Shell eyes ONGC?s old wells
Shell Global Solutions is eyeing a tie-up with ONGC Ltd to provide technology for improving production of the latter?s ageing oil wells, reports Suman Layak.india Updated: Feb 20, 2007 01:10 IST
Shell Global Solutions, the services arm of global oil major Shell, through its Indian arm Shell India Private Ltd, is eyeing a tie-up with ONGC Ltd to provide technology for improving production of the latter’s ageing oil wells.
The company wants to provide its technology for extracting oil from old oil wells of ONGC in return for around 50 per cent share of oil. The matter has been pending with ONGC for sometime and no decision is likely till the company has a new chairman firmly in saddle.
Shell’s Bart Van de Ven told Hindustan Times on Monday: “We would rather enter into an agreement for sharing production than just providing technology. There are a lot of consultants who can provide technology. We would rather take a share in oil.”
ONGC right now has around 40 oil wells under the twin programmes of Improved Oil Recovery (IOR) and Enhanced Oil Recover (EOR). Of these, the company itself has started working on 16 wells to improve production.

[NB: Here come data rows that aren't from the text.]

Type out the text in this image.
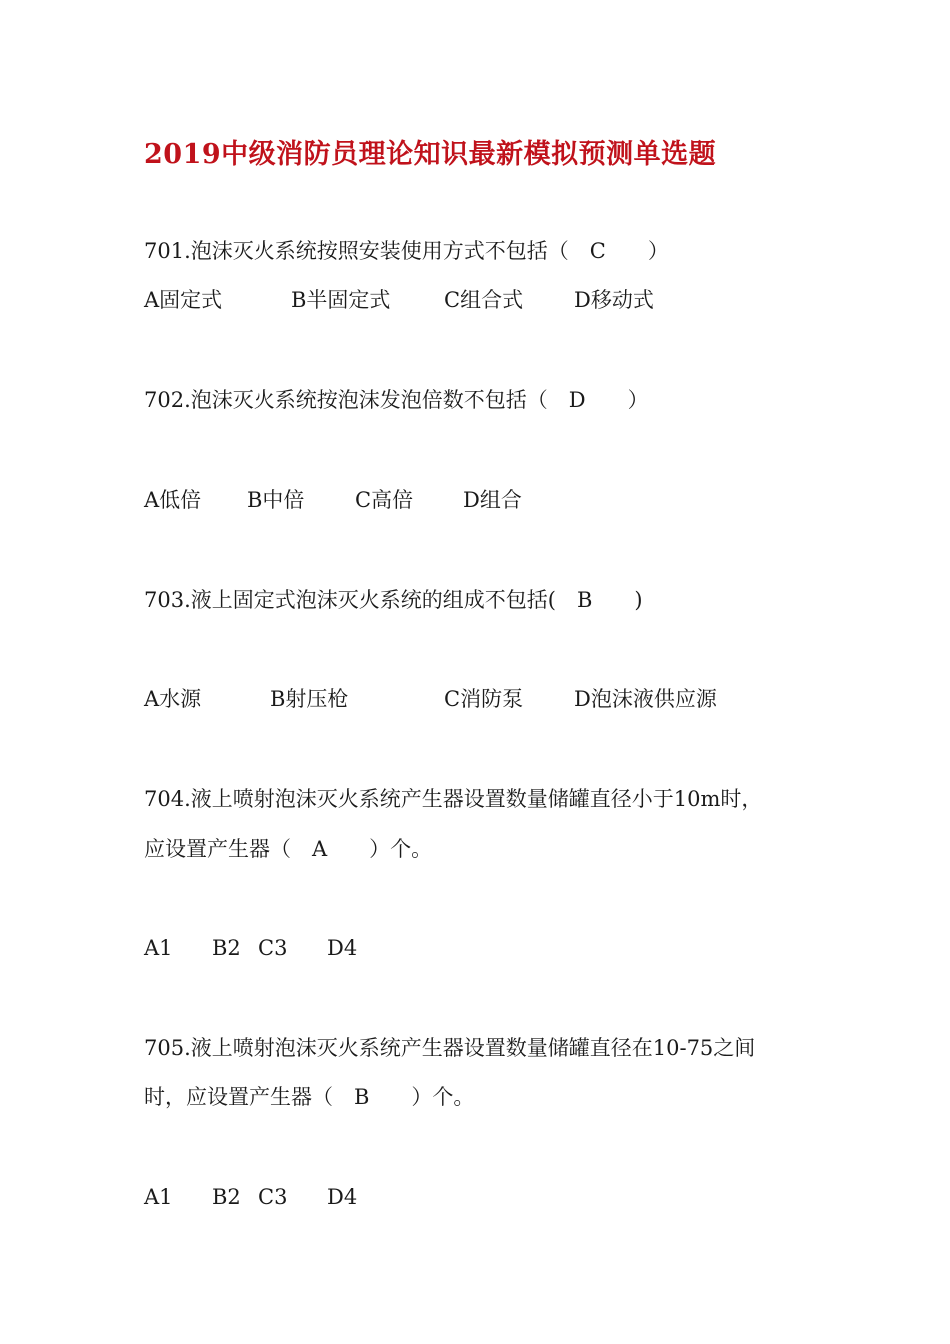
2019中级消防员理论知识最新模拟预测单选题
701.泡沫灭火系统按照安装使用方式不包括（　C　　）
A固定式	B半固定式	C组合式 D移动式
702.泡沫灭火系统按泡沫发泡倍数不包括（　D　　）
A低倍 B中倍 C高倍 D组合
703.液上固定式泡沫灭火系统的组成不包括(　B　　)
A水源	B射压枪	C消防泵 D泡沫液供应源
704.液上喷射泡沫灭火系统产生器设置数量储罐直径小于10m时，
应设置产生器（　A　　）个。
A1 B2 C3 D4
705.液上喷射泡沫灭火系统产生器设置数量储罐直径在10-75之间
时，应设置产生器（　B　　）个。
A1 B2 C3 D4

ONGC sources said the management under former chairman Subir Raha was not too keen to part with oil in return for technology and was prepared to pay a fee for the technology. However, the situation may change if a new chairman comes in.
Shell on Monday announced that it has signed a contract with Centre for High Technology to improve the efficiency of four major Indian refineries, including Indian Oil’s Mathura Refinery, Chennai Petroleum’s Manali refinery, Hindustan Petroleum’s Vizag refinery and Bharat Petroleum’s Kochi Refinery.
These refineries currently account for 25 per cent of Indian consumption of petroleum products like petrol, aviation fuel and diesel.
Wind power talks on
Shell is also in talks with a number of Indian companies for setting up wind power plants in the country. The company is in the verge of starting off its first offshore wind power generating plant off the coast of The Netherlands.
Bart Van De Ven said: "We are talking to a lot of Indian companies. These are early days but we are looking for people with experience to partner in India."